Pharmacy Bulletin

We share important prescription drug information to help you stay informed about updates concerning particular prescription medicines.

Differin Epiduo Acne Gel Transitions to OTC Status

On May 22, 2026, the US Food and Drug Administration (FDA) approved Galderma’s Differin® Epiduo® Acne Gel (adapalene 0.1%/benzoyl peroxide 2.5%) for over-the-counter (OTC) use for the treatment of acne vulgaris in patients aged 12 years and older. Previously a prescription product, this marks a shift meant to broaden access. The topical gel leverages a dual-mechanism approach by combining a third-generation retinoid with an antimicrobial to address follicular plugging, bacterial proliferation, and inflammation. Approval was supported by more than 15 years of real-world use and a robust clinical program demonstrating that the combination provides greater efficacy than either component alone, with studies showing substantial reductions in inflammatory and non-inflammatory lesion counts and favorable tolerability profiles. The recommended dose is once-daily topical application to affected areas. Common precautions include localized irritation (e.g., erythema, dryness, burning), particularly early in therapy. The product is expected to be available OTC beginning summer 2026.

Linzess Approval Extended to Children Aged 2 and Older with Functional Constipation

The FDA approved Ironwood Pharmaceuticals’ Linzess® (linaclotide) capsules for the treatment of functional constipation (FC) in pediatric patients aged two years and older, expanding prior approval from patients aged six years and older on May 27, 2026. Linzess is an oral guanylate cyclase-C agonist that increases intestinal fluid secretion and accelerates transit. It can be administered by swallowing capsules or mixing contents with applesauce or water to support flexible use in younger children. It remains the only FDA-approved prescription therapy for pediatric FC. Approval was supported by demonstrating improved spontaneous bowel movement frequency versus placebo, with a safety profile consistent with prior adult and pediatric studies. The recommended dose in pediatric populations is 72mcg orally once daily, with safety considerations consistent with known risks, including diarrhea and a contraindication in patients younger than two years of age due to dehydration risk. Here is the updated prescribing information.

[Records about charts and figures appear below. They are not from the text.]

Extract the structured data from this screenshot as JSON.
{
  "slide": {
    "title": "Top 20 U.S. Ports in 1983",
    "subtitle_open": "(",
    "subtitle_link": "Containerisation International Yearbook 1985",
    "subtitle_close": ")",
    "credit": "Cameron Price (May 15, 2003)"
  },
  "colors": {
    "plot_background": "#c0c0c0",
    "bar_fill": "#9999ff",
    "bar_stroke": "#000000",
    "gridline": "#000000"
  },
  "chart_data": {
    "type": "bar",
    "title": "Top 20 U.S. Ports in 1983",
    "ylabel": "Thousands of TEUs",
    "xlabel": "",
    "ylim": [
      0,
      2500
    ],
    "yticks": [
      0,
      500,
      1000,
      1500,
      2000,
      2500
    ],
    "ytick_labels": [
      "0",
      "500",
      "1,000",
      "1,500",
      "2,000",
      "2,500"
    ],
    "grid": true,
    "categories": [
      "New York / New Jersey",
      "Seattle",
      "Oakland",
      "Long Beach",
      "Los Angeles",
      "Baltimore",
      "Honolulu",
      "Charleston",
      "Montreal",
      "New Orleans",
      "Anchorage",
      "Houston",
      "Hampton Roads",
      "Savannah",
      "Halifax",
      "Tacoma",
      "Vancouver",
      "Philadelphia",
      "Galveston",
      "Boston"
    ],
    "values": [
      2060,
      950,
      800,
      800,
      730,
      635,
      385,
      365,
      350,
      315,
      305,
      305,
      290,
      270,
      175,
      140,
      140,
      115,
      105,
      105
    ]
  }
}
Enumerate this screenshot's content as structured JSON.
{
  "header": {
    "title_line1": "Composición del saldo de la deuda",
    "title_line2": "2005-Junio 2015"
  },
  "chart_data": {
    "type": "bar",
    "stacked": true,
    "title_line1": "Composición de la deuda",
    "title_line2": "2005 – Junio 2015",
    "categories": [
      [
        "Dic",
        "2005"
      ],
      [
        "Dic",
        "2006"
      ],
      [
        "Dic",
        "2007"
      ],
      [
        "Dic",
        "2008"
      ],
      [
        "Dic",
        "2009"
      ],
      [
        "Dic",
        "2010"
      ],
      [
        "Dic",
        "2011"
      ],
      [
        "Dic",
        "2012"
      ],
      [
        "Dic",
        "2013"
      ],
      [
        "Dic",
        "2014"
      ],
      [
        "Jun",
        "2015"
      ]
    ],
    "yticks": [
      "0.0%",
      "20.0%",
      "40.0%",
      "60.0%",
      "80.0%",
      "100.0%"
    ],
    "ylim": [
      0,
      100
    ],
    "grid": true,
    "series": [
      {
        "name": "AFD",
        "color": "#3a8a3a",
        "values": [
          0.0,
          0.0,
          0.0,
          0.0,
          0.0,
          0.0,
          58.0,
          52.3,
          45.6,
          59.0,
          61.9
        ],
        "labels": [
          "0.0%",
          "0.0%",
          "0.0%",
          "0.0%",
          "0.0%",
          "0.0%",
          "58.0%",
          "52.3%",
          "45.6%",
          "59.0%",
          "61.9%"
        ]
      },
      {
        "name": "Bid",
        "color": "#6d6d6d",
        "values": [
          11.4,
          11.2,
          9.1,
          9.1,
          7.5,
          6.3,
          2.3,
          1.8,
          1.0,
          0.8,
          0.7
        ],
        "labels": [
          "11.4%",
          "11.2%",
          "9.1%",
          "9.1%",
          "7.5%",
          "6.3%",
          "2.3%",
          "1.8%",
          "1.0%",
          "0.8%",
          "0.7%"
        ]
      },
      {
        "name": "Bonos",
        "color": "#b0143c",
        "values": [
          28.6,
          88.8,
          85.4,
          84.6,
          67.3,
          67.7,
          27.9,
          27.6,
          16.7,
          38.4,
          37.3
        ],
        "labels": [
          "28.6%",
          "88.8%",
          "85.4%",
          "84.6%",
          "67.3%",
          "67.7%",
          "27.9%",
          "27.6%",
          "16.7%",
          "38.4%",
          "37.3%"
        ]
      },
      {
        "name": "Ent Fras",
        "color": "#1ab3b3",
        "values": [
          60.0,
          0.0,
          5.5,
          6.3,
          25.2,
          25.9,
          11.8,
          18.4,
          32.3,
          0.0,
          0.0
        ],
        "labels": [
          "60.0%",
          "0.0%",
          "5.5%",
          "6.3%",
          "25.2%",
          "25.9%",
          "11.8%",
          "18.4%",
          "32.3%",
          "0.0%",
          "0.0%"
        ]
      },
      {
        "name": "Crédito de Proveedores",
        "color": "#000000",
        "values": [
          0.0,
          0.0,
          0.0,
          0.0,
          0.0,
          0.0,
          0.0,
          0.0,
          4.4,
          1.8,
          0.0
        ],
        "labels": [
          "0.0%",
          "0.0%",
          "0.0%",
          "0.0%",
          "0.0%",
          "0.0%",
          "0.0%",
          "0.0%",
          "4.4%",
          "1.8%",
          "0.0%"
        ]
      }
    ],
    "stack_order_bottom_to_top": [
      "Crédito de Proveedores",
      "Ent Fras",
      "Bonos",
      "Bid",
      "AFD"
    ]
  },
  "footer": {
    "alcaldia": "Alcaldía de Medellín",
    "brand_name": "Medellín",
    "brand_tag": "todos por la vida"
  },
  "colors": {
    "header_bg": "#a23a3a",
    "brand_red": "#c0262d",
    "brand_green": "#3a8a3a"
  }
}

Imfinzi Expands into Earlier-Stage Bladder Cancer

On May 28, 2026, the FDA approved AstraZeneca’s Imfinzi® (durvalumab) intravenous (IV) infusion in combination with Bacillus Calmette-Guérin (BCG) for the treatment of adult patients who have BCG–naïve, high-risk non–muscle-invasive bladder cancer (NMIBC). The programmed-death ligand (PD-L)1–blocking immunotherapy, administered with intravesical BCG, is intended to enhance antitumor immune response and improve disease control in this early-stage setting. Approval was based on a statistically significant improvement in disease-free survival compared with BCG alone, reducing the risk of recurrence or death by approximately 32%. The recommended dose of Imfinzi is 1500mg (for patients weighing at least 30kg) or 20mg/kg (for patients weighing less than 30kg) administered every four weeks in combination with BCG induction and maintenance therapy. Treatment should continue for up to 13 cycles, until disease recurrence, progression, or unacceptable toxicity. The updated prescribing information can be found here.

Tremfya Adds Structural Damage Endpoint to Psoriatic Arthritis Label

The FDA approved Johnson & Johnson’s Tremfya® (guselkumab) for an expanded indication to include inhibition of progression of structural joint damage in adults who have active psoriatic arthritis (PsA) on May 28, 2026. Initially approved in 2020 for psoriatic arthritis, this label expansion includes a key outcome from the clinical trials and is the first interleukin‑23 (IL‑23) inhibitor with evidence demonstrating reduced radiographic progression of joint damage. Approval was supported by data showing that Tremfya significantly improved joint symptoms and inhibited structural joint damage progression at 24 weeks versus placebo, with continued benefits demonstrated by a 57% reduction in radiographic progression through 48 weeks in patients who switched from placebo. Tremfya, a dual-acting monoclonal antibody that blocks IL-23 and binds to CD64, targets key drivers of immune-mediated inflammation. The recommended dosing for PsA is 100mg administered subcutaneously (SC) at weeks zero and four, then every eight weeks thereafter. Full prescribing information is available here.